Small, medium or large ASBL: which category does yours actually belong to?
Law of 7 August 2023: FTEs, income, assets — the three criteria for classifying your ASBL as small, medium or large. A 10-minute diagnosis.
📅 Last verified: 24 May 2026. This article applies Article 18 of the law of 7 August 2023, which sets out the categorisation of ASBLs. The law of 4 December 2024 amended other articles (day-to-day management, updating of articles of association), but not Article 18.
The essentials in 30 seconds
- The law of 7 August 2023 classifies every ASBL into three sizes — small, medium, large — according to three criteria: full-time equivalent (FTE) employees, annual income and total balance sheet assets.
- You are a small ASBL as long as you do not exceed at least two of the following three thresholds: 3 employees, €50,000 in income, €100,000 in assets. This is the case for the vast majority of Luxembourg associations.
- You only move up into the higher category once the thresholds have been exceeded over two consecutive financial years — the new regime then applies to the following year.
- Your category determines your accounting obligations: simplified accounting (small), double-entry (medium), double-entry plus an audit by an approved chartered auditor (large).
- ASBLs recognised as of public utility fall under the accounting regime applicable to large ASBLs (full accounting plus audit), regardless of their actual size; foundations follow an equivalent regime.
📥 Want the answer in 2 minutes?
The Veräin interactive diagnosis asks you 4 questions, identifies your category and sends you a PDF checklist in your association's name.
Why this categorisation, and why now?
Before 2023, all Luxembourg ASBLs were subject to the same rules, whether they employed fifty staff or kept their cash in a paper notebook. The law of 7 August 2023 introduces a logic of proportionality: the larger an association, the higher the accounting requirements. A village brass band and a large employer-ASBL no longer play in the same regulatory league — and that is good news for small structures.
The categorisation is therefore not a pointless administrative exercise. It directly governs the accounting you must keep, what you must file with the Trade and Companies Register (RCS), and whether your accounts must be audited by an approved professional. Classifying yourself correctly is the starting point for any compliance work.
If you are not yet familiar with the general framework of the law, start with our reference article: The law of 7 August 2023 explained simply. This guide focuses on a single question, but takes it to the end: which category are you in, concretely?

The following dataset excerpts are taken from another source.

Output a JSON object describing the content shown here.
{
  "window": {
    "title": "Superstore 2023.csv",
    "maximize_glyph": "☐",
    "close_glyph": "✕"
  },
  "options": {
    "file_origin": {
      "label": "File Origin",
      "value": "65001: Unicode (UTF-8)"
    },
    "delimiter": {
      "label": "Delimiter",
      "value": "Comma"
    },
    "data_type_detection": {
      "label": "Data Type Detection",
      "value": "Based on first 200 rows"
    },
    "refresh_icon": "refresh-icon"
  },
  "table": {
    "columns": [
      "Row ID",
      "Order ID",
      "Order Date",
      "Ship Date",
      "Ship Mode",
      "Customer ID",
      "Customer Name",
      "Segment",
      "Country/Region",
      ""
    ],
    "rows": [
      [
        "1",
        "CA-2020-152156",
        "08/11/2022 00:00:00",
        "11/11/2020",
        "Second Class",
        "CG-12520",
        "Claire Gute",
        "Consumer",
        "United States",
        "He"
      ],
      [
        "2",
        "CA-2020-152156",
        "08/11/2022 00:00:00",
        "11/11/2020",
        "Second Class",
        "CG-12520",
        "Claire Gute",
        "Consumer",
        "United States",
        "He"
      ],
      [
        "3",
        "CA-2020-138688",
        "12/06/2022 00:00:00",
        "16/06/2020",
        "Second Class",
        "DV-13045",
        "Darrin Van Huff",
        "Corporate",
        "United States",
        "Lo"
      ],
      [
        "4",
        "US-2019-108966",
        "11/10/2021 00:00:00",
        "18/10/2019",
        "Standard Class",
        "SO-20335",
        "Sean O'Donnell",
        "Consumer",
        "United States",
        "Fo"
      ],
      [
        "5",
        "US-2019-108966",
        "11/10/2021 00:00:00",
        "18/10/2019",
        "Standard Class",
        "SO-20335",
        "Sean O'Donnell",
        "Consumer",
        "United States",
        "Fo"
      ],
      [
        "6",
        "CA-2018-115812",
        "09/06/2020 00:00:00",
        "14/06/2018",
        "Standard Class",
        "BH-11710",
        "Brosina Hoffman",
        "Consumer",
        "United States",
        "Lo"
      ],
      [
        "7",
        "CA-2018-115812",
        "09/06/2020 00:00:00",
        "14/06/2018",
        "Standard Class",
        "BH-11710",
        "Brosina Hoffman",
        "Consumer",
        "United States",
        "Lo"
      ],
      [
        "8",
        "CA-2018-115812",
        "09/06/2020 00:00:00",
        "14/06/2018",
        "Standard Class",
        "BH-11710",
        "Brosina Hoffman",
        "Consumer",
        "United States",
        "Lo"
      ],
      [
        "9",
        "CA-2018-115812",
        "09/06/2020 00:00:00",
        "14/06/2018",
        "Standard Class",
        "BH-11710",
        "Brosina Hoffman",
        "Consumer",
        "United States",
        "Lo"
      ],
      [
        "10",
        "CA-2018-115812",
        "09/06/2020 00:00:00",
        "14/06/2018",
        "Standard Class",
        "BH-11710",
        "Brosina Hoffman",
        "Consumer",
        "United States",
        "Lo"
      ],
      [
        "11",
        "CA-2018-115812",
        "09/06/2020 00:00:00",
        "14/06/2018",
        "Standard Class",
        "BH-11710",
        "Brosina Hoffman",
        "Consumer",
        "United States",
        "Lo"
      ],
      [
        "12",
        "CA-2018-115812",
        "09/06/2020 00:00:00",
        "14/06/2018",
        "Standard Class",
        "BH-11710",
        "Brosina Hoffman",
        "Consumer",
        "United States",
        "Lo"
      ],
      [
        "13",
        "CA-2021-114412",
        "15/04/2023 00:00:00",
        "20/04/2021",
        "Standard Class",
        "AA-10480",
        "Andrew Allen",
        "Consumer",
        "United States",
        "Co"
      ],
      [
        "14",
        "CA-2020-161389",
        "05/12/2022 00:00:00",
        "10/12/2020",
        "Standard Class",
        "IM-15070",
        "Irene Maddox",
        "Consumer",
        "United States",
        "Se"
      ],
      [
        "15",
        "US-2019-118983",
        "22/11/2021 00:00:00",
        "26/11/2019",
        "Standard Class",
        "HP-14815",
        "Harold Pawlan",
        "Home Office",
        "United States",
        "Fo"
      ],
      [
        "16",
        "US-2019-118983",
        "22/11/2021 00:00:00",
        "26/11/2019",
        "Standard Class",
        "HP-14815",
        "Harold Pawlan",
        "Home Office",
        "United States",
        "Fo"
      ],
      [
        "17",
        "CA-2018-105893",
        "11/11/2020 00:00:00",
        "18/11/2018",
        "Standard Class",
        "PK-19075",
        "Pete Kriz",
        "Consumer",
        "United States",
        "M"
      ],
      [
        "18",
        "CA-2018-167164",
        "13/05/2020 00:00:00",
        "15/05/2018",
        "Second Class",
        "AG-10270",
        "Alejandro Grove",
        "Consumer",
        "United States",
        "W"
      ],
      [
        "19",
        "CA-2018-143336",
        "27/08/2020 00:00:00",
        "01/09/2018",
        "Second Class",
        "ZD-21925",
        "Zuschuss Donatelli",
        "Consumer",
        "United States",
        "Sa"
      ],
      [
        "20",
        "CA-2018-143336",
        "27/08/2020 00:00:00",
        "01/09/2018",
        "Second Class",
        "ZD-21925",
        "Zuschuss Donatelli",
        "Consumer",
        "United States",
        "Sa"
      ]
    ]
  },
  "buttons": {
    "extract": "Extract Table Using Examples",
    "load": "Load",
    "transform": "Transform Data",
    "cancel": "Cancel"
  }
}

The three criteria, explained one by one
Article 18 of the law sets out three numerical criteria. Here are the thresholds that separate the categories:
| Criterion | Small ASBL | Medium ASBL | Large ASBL |
|---|---|---|---|
| Employees (FTE) | fewer than 3 | 3 to 15 | more than 15 |
| Annual income | up to €50,000 | €50,000 to €1,000,000 | more than €1,000,000 |
| Total assets | up to €100,000 | €100,000 to €3,000,000 | more than €3,000,000 |
📌 How to read this table. The law does not define the "medium" category by a standalone bracket. It sets two tests: you are small as long as you do not exceed at least two of the three lower thresholds (3 employees, €50,000, €100,000), and large as soon as you do exceed at least two of the three upper thresholds (15 employees, €1,000,000, €3,000,000); the medium category is everything in between. The thresholds are inclusive: reaching exactly €50,000 in income does not "exceed" the threshold. It is this mechanism — detailed in the diagnosis below — that is authoritative, not the columns of the table. These amounts may also be amended by Grand-Ducal regulation: check the version in force.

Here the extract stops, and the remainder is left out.